In a world that is so often hostile to difference, writing is my way of creating a space where I can be fully seen, fully heard, fully validated. It is an ongoing practice, a continual process of self-discovery and self-advocacy. And it is, quite simply, what keeps me going on the hardest days. When the weight of invalidation and rejection feels like too much to bear, I turn to the page. I write my way back to myself, back to the unshakeable truth of who I am and what I deserve. In the face of everything, I keep writing, keep resisting, keep insisting on my right to thrive.
Finding Support and Celebrating Authenticity
As vital as my personal writing practice is, I know that my journey as an autistic trans person cannot be a solitary one. The importance of seeking out affirming communities, spaces where I can be fully seen and celebrated for who I am, cannot be overstated. In a world that so often tells me my very existence is a problem to be solved or a burden to be borne, finding those spaces of radical acceptance and understanding is not just a luxury, but a necessity.
This is where the connective power of writing comes in. When I share my experiences through my writing, I am opening a door to others who may be walking similar paths. I am saying, “Here is my story, here is my truth - does it resonate with yours?” And time and time again, I am amazed and humbled by the response. I receive messages from other autistic and trans folks who tell me that my words have made them feel seen, understood, validated in a way they never have before. We share our struggles and our triumphs, we offer each other support and encouragement, we build a network of mutual care and solidarity.
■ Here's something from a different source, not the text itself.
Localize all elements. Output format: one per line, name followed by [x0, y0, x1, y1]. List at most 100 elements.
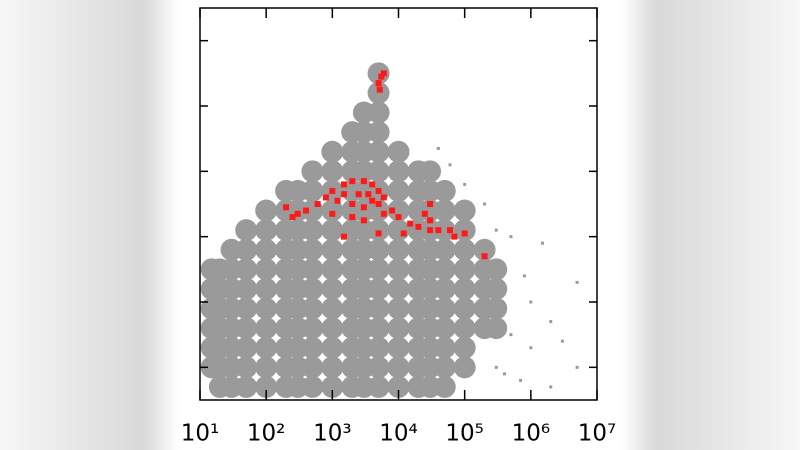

This connection, this sense of shared experience and shared resistance, is what gives me the strength to keep living authentically, even in the face of mockery, rejection, and outright hostility. Every time I am tempted to shrink myself, to hide away the parts of me that the world finds unacceptable, I think of my community. I think of all the brave, beautiful souls who are fighting the same battles, who are refusing to be silenced or erased. And I know that I cannot, will not, let them down.
So I continue to show up as my full self, in all my autistic, trans, complex humanity. I post the aspirational selfies from time to time, I write the raw and honest posts, I speak my truth even when my voice shakes. Because I know that every act of authentic self-expression is a revolutionary act, a defiant assertion of my right to exist and to thrive on my own terms.
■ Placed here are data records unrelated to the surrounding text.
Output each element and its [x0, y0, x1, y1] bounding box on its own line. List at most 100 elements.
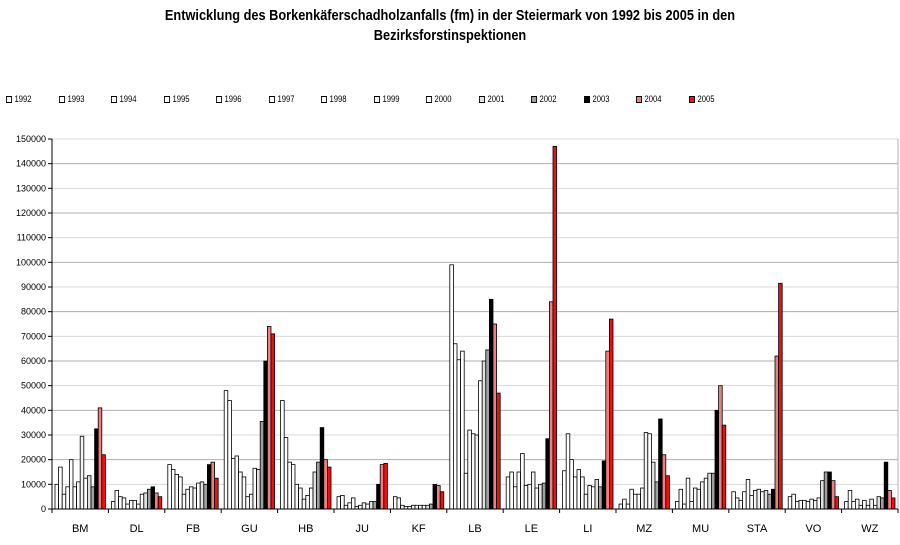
bar — [753, 490, 758, 510]
bar — [778, 282, 783, 510]
bar — [214, 477, 219, 510]
bar — [700, 481, 705, 510]
bar — [192, 487, 197, 510]
bar — [696, 488, 701, 510]
y-tick-label: 60000 — [21, 356, 46, 366]
bar — [298, 487, 303, 510]
bar — [143, 492, 148, 510]
bar — [368, 501, 374, 510]
bar — [305, 495, 310, 510]
bar — [478, 380, 483, 510]
bar — [287, 461, 292, 510]
bar — [873, 504, 878, 510]
bar — [598, 486, 603, 510]
bar — [185, 488, 190, 510]
bar — [121, 497, 127, 510]
bar — [682, 503, 687, 510]
bar — [576, 469, 581, 510]
bar — [647, 433, 652, 510]
bar — [643, 432, 649, 510]
bar — [280, 400, 285, 510]
x-tick-label: WZ — [861, 523, 878, 535]
bar — [154, 492, 159, 510]
legend-item-1992: 1992 — [6, 94, 32, 104]
bar — [125, 503, 130, 510]
bar — [428, 503, 434, 510]
bar — [139, 493, 145, 510]
legend-label: 2002 — [539, 94, 557, 104]
bar — [241, 476, 247, 510]
bar — [569, 459, 574, 510]
bar-group-DL — [111, 486, 163, 510]
bar — [199, 481, 205, 510]
bar — [463, 472, 469, 510]
bar — [467, 429, 472, 510]
bar — [157, 496, 163, 510]
bar — [820, 480, 825, 510]
bar — [150, 486, 155, 510]
bar — [452, 343, 458, 510]
bar — [587, 485, 592, 510]
bar — [731, 491, 736, 510]
bar — [629, 488, 634, 510]
bar — [658, 418, 663, 510]
bar — [855, 498, 860, 510]
bar — [678, 488, 683, 510]
legend-item-1996: 1996 — [216, 94, 242, 104]
bar — [742, 491, 747, 510]
bar — [283, 437, 289, 510]
bar — [449, 264, 454, 510]
y-tick-label: 100000 — [16, 257, 46, 267]
bar — [256, 469, 261, 510]
chart-title-line-1: Entwicklung des Borkenkäferschadholzanfa… — [164, 8, 736, 24]
x-tick-label: BM — [72, 523, 89, 535]
bar — [496, 392, 501, 510]
y-tick-label: 120000 — [16, 208, 46, 218]
bar — [651, 461, 656, 510]
bar — [661, 454, 667, 510]
x-tick-label: HB — [298, 523, 313, 535]
bar — [372, 501, 377, 510]
chart-title: Entwicklung des Borkenkäferschadholzanfa… — [54, 6, 846, 46]
legend-label: 1996 — [224, 94, 242, 104]
bar — [252, 467, 257, 510]
x-tick-label: LI — [583, 523, 592, 535]
legend-swatch — [163, 95, 170, 103]
bar — [689, 501, 694, 510]
bar — [485, 349, 490, 510]
bar — [432, 483, 437, 510]
bar — [181, 493, 187, 510]
bar — [802, 499, 807, 510]
bar — [813, 499, 818, 510]
bar-group-BM — [54, 407, 106, 510]
x-tick-label: GU — [241, 523, 258, 535]
bar — [456, 359, 461, 510]
bar — [340, 495, 345, 510]
bar — [350, 497, 356, 510]
bar — [79, 435, 85, 510]
bar — [749, 495, 754, 510]
bar — [376, 483, 381, 510]
bar — [319, 427, 325, 510]
legend-swatch — [58, 95, 65, 103]
bar — [601, 460, 607, 510]
bar — [294, 483, 299, 510]
legend-swatch — [478, 95, 485, 103]
bar — [301, 498, 307, 510]
bar — [795, 501, 800, 510]
bar-group-LI — [562, 318, 614, 510]
bar — [188, 486, 194, 510]
bar — [234, 455, 239, 510]
x-tick-label: VO — [805, 523, 821, 535]
bar — [685, 477, 691, 510]
legend-label: 2003 — [592, 94, 610, 104]
bar-group-LB — [449, 264, 501, 510]
bar — [541, 482, 547, 510]
bar — [167, 464, 172, 510]
bar — [69, 459, 74, 510]
bar — [170, 469, 176, 510]
bar — [308, 487, 314, 510]
bar — [552, 145, 557, 510]
bar — [721, 424, 727, 510]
And to every other autistic and/or trans person out there who may be reading this, I want to say: You are not alone. Your experiences, your struggles, your joys - they are valid, they are real, they matter. You matter. Whether you are out and proud, or still searching for the words to express your truth, know that you have a community that sees you, that believes in you, that is fighting alongside you.
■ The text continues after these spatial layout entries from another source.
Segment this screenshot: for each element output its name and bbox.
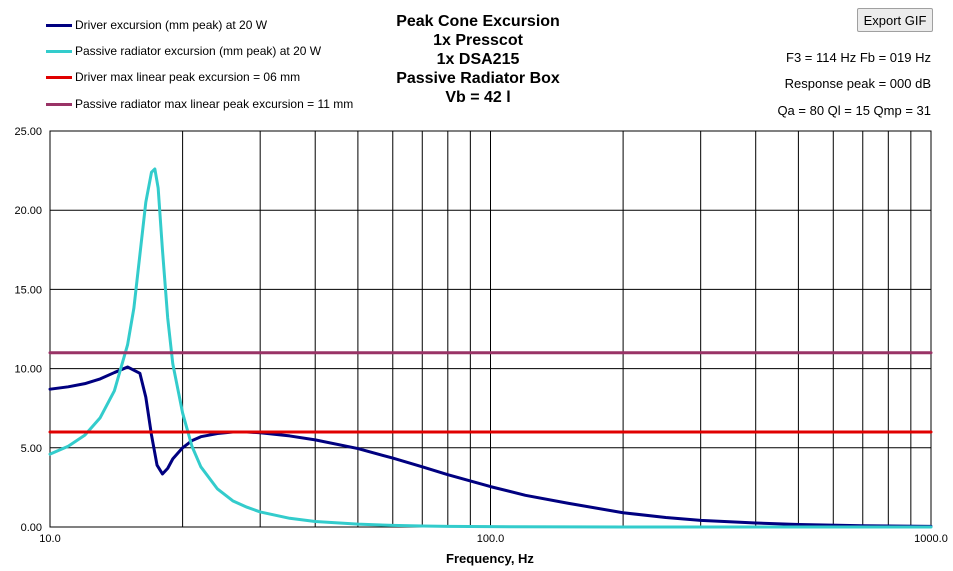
- legend-entry-driver-max-excursion: Driver max linear peak excursion = 06 mm: [46, 70, 300, 84]
- legend-label-passive-radiator-max-excursion: Passive radiator max linear peak excursi…: [75, 97, 354, 111]
- legend-entry-passive-radiator-excursion: Passive radiator excursion (mm peak) at …: [46, 44, 321, 58]
- legend-swatch-passive-radiator-excursion: [46, 49, 72, 53]
- f3-fb-readout: F3 = 114 Hz Fb = 019 Hz: [786, 50, 931, 65]
- passive-radiator-excursion-line: [48, 167, 933, 529]
- chart-title: Peak Cone Excursion 1x Presscot 1x DSA21…: [378, 12, 578, 107]
- export-gif-button[interactable]: Export GIF: [857, 8, 933, 32]
- legend-swatch-driver-excursion: [46, 23, 72, 27]
- chart-title-line-4: Passive Radiator Box: [396, 70, 560, 87]
- y-tick-label: 25.00: [14, 126, 42, 138]
- chart-title-line-1: Peak Cone Excursion: [396, 13, 560, 30]
- legend-label-driver-excursion: Driver excursion (mm peak) at 20 W: [75, 18, 268, 32]
- y-tick-label: 15.00: [14, 284, 42, 296]
- chart-title-line-5: Vb = 42 l: [445, 89, 511, 106]
- series-lines: [48, 167, 933, 529]
- legend-swatch-driver-max-excursion: [46, 75, 72, 79]
- grid-lines: [50, 131, 931, 527]
- x-tick-label: 10.0: [39, 533, 60, 545]
- chart-title-line-2: 1x Presscot: [433, 32, 523, 49]
- legend-label-driver-max-excursion: Driver max linear peak excursion = 06 mm: [75, 70, 301, 84]
- response-peak-readout: Response peak = 000 dB: [784, 76, 931, 91]
- legend-label-passive-radiator-excursion: Passive radiator excursion (mm peak) at …: [75, 44, 322, 58]
- chart-title-line-3: 1x DSA215: [436, 51, 520, 68]
- legend-entry-driver-excursion: Driver excursion (mm peak) at 20 W: [46, 18, 267, 32]
- q-values-readout: Qa = 80 Ql = 15 Qmp = 31: [777, 103, 931, 118]
- x-tick-labels: 10.0 100.0 1000.0: [39, 533, 948, 545]
- x-axis-title: Frequency, Hz: [446, 551, 534, 566]
- legend-entry-passive-radiator-max-excursion: Passive radiator max linear peak excursi…: [46, 97, 353, 111]
- y-tick-label: 0.00: [21, 522, 42, 534]
- y-tick-labels: 0.00 5.00 10.00 15.00 20.00 25.00: [14, 126, 42, 534]
- x-tick-label: 100.0: [477, 533, 505, 545]
- y-tick-label: 10.00: [14, 364, 42, 376]
- legend-swatch-passive-radiator-max-excursion: [46, 102, 72, 106]
- y-tick-label: 5.00: [21, 443, 42, 455]
- x-tick-label: 1000.0: [914, 533, 948, 545]
- y-tick-label: 20.00: [14, 205, 42, 217]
Keep seeking out those spaces of affirmation and acceptance, whether it’s online or in person. Keep telling your stories, in whatever way feels right to you. Keep resisting the pressure to conform to a world that was not built for us. And know that every time you do, you are paving the way for others to do the same.
Together, we are building a world where authenticity is celebrated, where difference is valued, where no one has to hide or apologize for who they are. It’s a long and difficult journey, but it’s one we are walking together, one brave step at a time. In solidarity, in community, in unwavering commitment to our shared liberation, we keep moving forward. We keep writing our way home.